Lo scritto è relativamente sintetico, Castro si concede appena un accenno alla vittoria della rivoluzione, nel ’59, qualche breve digressione su avvenimenti degli ultimi anni (l’unico presidente americano citato è il predecessore di Obama, George Bush), sottolinea l’amicizia con il Venezuela. Parla soprattutto di Raul, in quello che è un definitivo passaggio di consegne, esprime pieno accordo sul limite di dieci anni per gli incarichi ai vertici (due mandati da cinque anni), e in genere sulle deliberazioni del congresso. E indulge un pò su se stesso: «Credo di aver ricevuto sufficienti onori. Mai ho pensato di vivere così tanti anni; i nemici hanno fatto il possibile per impedirlo, hanno cercato di eliminarmi innumerevoli volte e spesso ho collaborato con loro». Il documento è corredato da alcune foto, in cui Fidel Castro appare in tuta da ginnastica, mentre vota per il rinnovo delle cariche del congresso.

Si tratta del sesto congresso della storia del partito comunista cubano, l’ultimo si era riunito nel ’97, dopo dopo la fine del “periodo especial”, come fu chiamato il periodo di ristrettezze che seguì il crollo dell’Unione Sovietica. E si tratta del congresso che ha dato quello che si potrebbe definire via libera ideologico a una serie di forme di economia privata (che negli ultimi anni erano già permesse). Le riforme, articolate in circa 300 diversi provvedimenti, prevedono il riconoscimento di «investimenti stranieri, cooperative, piccoli contadini, usufruttuari e lavoratori autonomi».

Fino ad oggi, sono 130mila i contadini che hanno ricevuto appezzamenti di terra e sul territorio cubano negli ultimi anni sono nate 171mila piccole imprese (si tratta di piccole attività di vendita al dettaglio di prodotti artigianali, riparazioni, servizi al turista).
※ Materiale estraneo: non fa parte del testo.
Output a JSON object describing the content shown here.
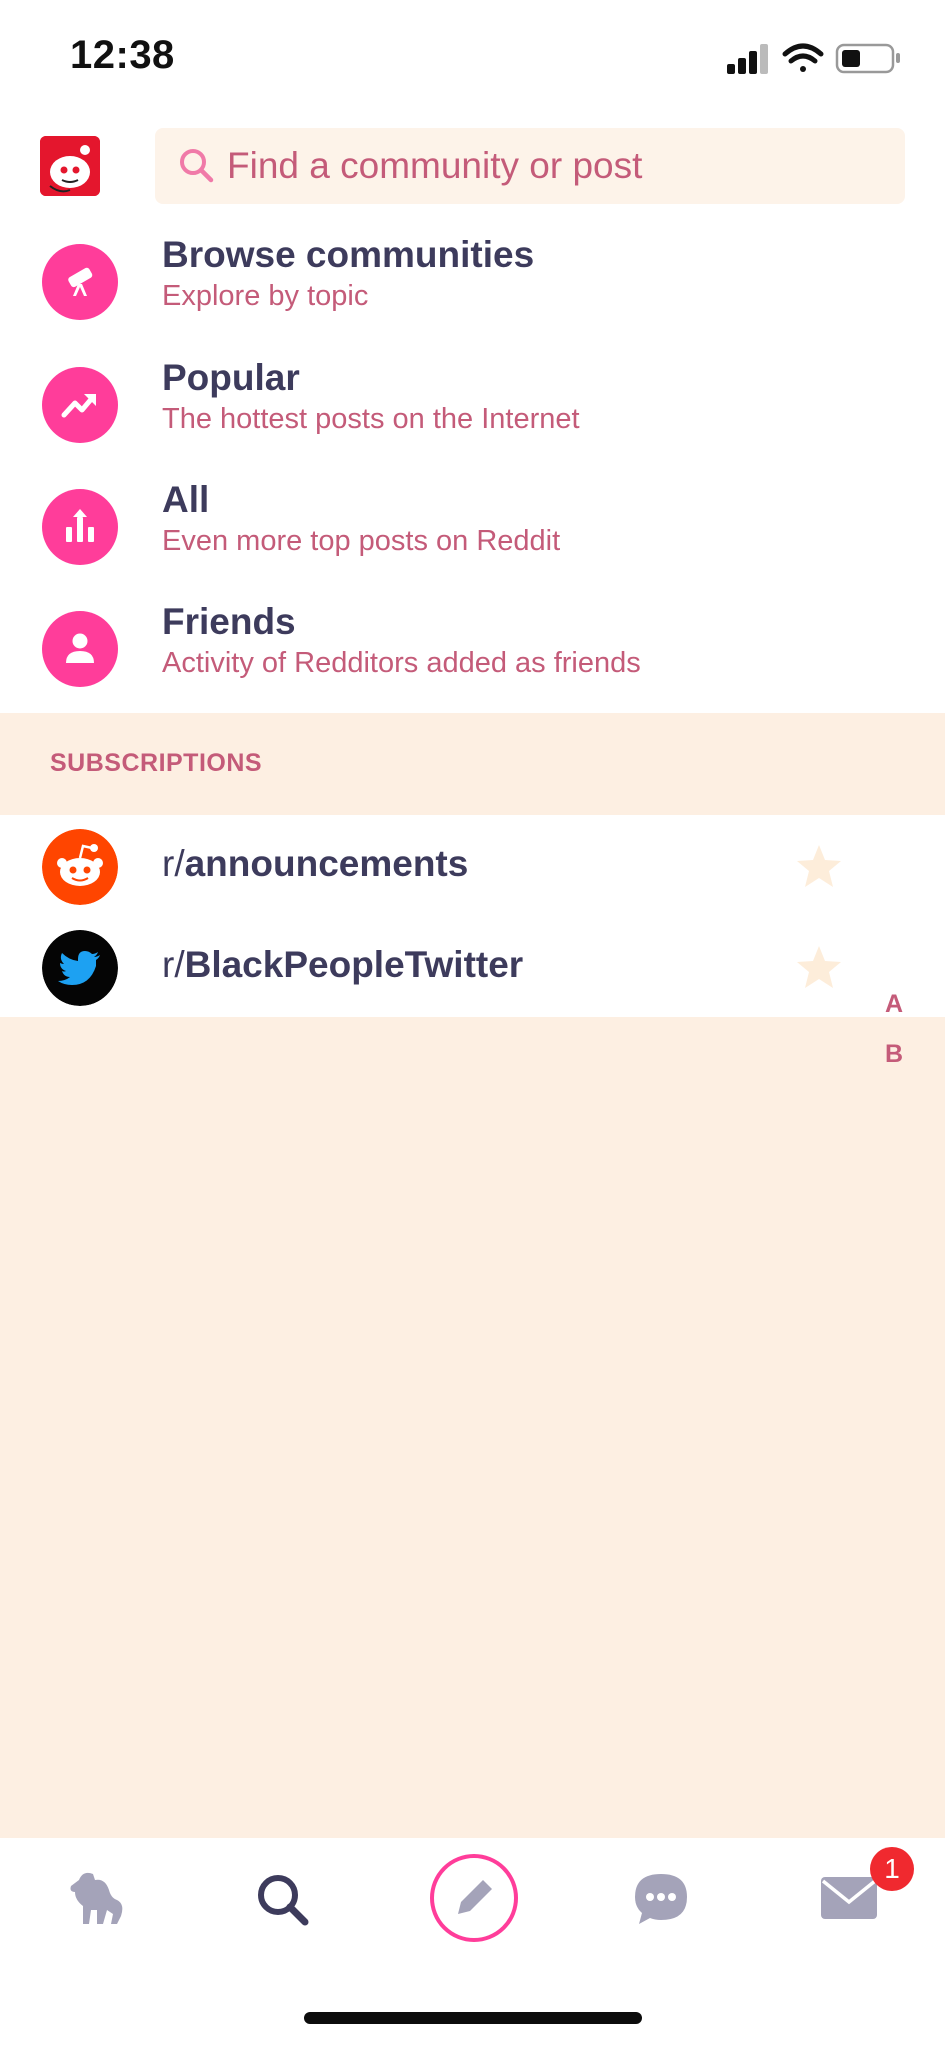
{
  "status_bar": {
    "time": "12:38"
  },
  "search": {
    "placeholder": "Find a community or post"
  },
  "nav_items": [
    {
      "title": "Browse communities",
      "subtitle": "Explore by topic",
      "icon": "telescope-icon"
    },
    {
      "title": "Popular",
      "subtitle": "The hottest posts on the Internet",
      "icon": "trending-up-icon"
    },
    {
      "title": "All",
      "subtitle": "Even more top posts on Reddit",
      "icon": "bar-chart-icon"
    },
    {
      "title": "Friends",
      "subtitle": "Activity of Redditors added as friends",
      "icon": "person-icon"
    }
  ],
  "subscriptions": {
    "header": "SUBSCRIPTIONS",
    "items": [
      {
        "prefix": "r/",
        "name": "announcements",
        "icon": "reddit-alien-icon"
      },
      {
        "prefix": "r/",
        "name": "BlackPeopleTwitter",
        "icon": "twitter-bird-icon"
      }
    ],
    "index_letters": [
      "A",
      "B"
    ]
  },
  "tab_bar": {
    "tabs": [
      "home-pony-icon",
      "search-icon",
      "compose-pencil-icon",
      "chat-bubble-icon",
      "mail-icon"
    ],
    "mail_badge": "1"
  },
  "colors": {
    "accent_pink": "#ff3d9a",
    "subtitle_pink": "#c45b79",
    "title_navy": "#3d3b5c",
    "cream_bg": "#fdefe2"
  }
}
Il governo ora prevede che entro il 2015 1,8 milioni di cubani lavoreranno nel settore privato. La riforma, nell’ottica di rendere maggiormente efficiente la macchina statale, ha stabilito anche il taglio di lavoratori statali. Fra le altre novità introdotte, la progressiva sparizione della “libreta” di razionamento, e la possibilità di acquistare case. Detto questo, il documento del congresso si apre sottolineando che la società statale socialista «resterà la principale forma dell’economia nazionale».

La politica economica «seguirà il principio che solo il socialismo può vincere le difficoltà e preservare le conquiste della rivoluzione e che nell’aggiornamento del modello economico predominerà la pianificazione, la quale terrà conto delle tendenze di mercato». Il “dopo Fidel” è ufficialmente iniziato.